En este sentido, ha lamentado que la población "sufre escasez de agua potable, alimentos, electricidad y acceso a la atención sanitaria". "El sistema de salud, ya devastado, se ve aún más asfixiado por los obstáculos a la ayuda y por la retirada del registro de 37 ONG internacionales por parte de Israel, entre ellas MSF, que prestaban asistencia vital en Gaza", ha denunciado.
CERCA DEL 90% DE LA POBLACIÓN DESPLAZADA A LA FUERZA
En Gaza, aproximadamente el 90% de la población ha sido desplazada por la fuerza, a menudo en varias ocasiones, y vive en tiendas de campaña o refugios improvisados, tal y como ha advertido MSF, que ha apuntado a que la situación no ha mejorado de forma significativa desde el alto el fuego.
En los centros de atención primaria apoyados por MSF en Al Mawasi y Al Attar, en Jan Yunis, entre octubre de 2025 y marzo de 2026, las patologías más frecuentes están directamente relacionadas con las condiciones de vida extremas y el hacinamiento: infecciones respiratorias superiores (42%), enfermedades de la piel como sarna y piojos (16,7%) y diarrea (8,4%).
El espacio en el que vive la población "se reduce constantemente y está marcado por la violencia", recoge el texto. "Desde el alto el fuego, la Franja de Gaza ha quedado dividida de facto por la denominada 'línea amarilla', que delimita una zona bajo control militar israelí total (el 58% del territorio), empujando a la población palestina a concentrarse en el 42% restante, en gran parte destruido", ha añadido.

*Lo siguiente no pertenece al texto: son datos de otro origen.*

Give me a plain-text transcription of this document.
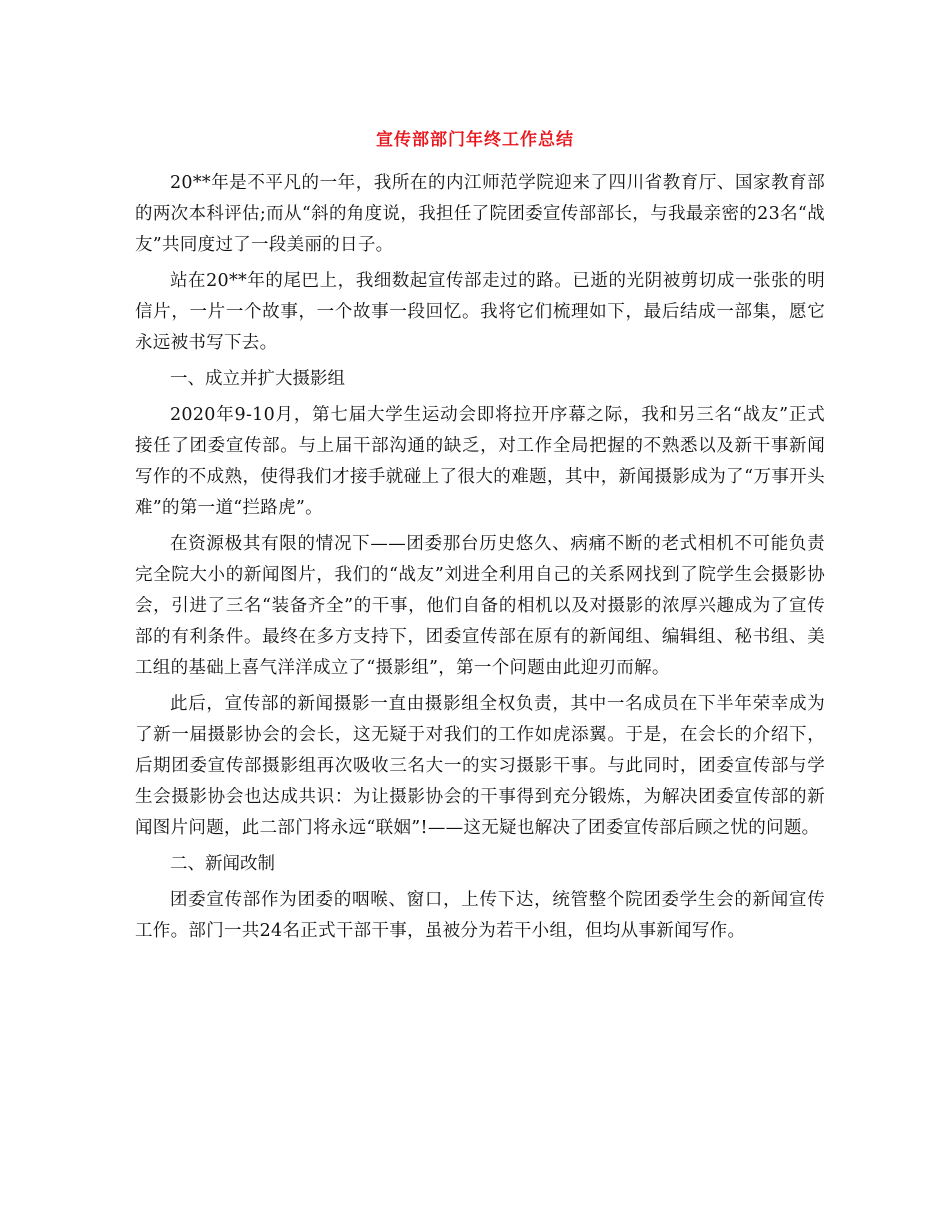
宣传部部门年终工作总结

20**年是不平凡的一年，我所在的内江师范学院迎来了四川省教育厅、国家教育部的两次本科评估;而从“斜的角度说，我担任了院团委宣传部部长，与我最亲密的23名“战友”共同度过了一段美丽的日子。

站在20**年的尾巴上，我细数起宣传部走过的路。已逝的光阴被剪切成一张张的明信片，一片一个故事，一个故事一段回忆。我将它们梳理如下，最后结成一部集，愿它永远被书写下去。

一、成立并扩大摄影组

2020年9-10月，第七届大学生运动会即将拉开序幕之际，我和另三名“战友”正式接任了团委宣传部。与上届干部沟通的缺乏，对工作全局把握的不熟悉以及新干事新闻写作的不成熟，使得我们才接手就碰上了很大的难题，其中，新闻摄影成为了“万事开头难”的第一道“拦路虎”。

在资源极其有限的情况下——团委那台历史悠久、病痛不断的老式相机不可能负责完全院大小的新闻图片，我们的“战友”刘进全利用自己的关系网找到了院学生会摄影协会，引进了三名“装备齐全”的干事，他们自备的相机以及对摄影的浓厚兴趣成为了宣传部的有利条件。最终在多方支持下，团委宣传部在原有的新闻组、编辑组、秘书组、美工组的基础上喜气洋洋成立了“摄影组”，第一个问题由此迎刃而解。

此后，宣传部的新闻摄影一直由摄影组全权负责，其中一名成员在下半年荣幸成为了新一届摄影协会的会长，这无疑于对我们的工作如虎添翼。于是，在会长的介绍下，后期团委宣传部摄影组再次吸收三名大一的实习摄影干事。与此同时，团委宣传部与学生会摄影协会也达成共识：为让摄影协会的干事得到充分锻炼，为解决团委宣传部的新闻图片问题，此二部门将永远“联姻”!——这无疑也解决了团委宣传部后顾之忧的问题。

二、新闻改制

团委宣传部作为团委的咽喉、窗口，上传下达，统管整个院团委学生会的新闻宣传工作。部门一共24名正式干部干事，虽被分为若干小组，但均从事新闻写作。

MSF ha hecho así un llamamiento a los líderes mundiales y a los gobiernos --incluidos Estados Unidos, la Unión Europea y sus Estados miembro, además de los países árabes-- para que utilicen "todas las herramientas políticas a su alcance y presionen a las autoridades israelíes a fin de proteger a la población civil, restablecer condiciones de vida dignas y permitir de forma urgente la entrada sin restricciones de ayuda humanitaria en Gaza, como es obligación de Israel como potencia ocupante".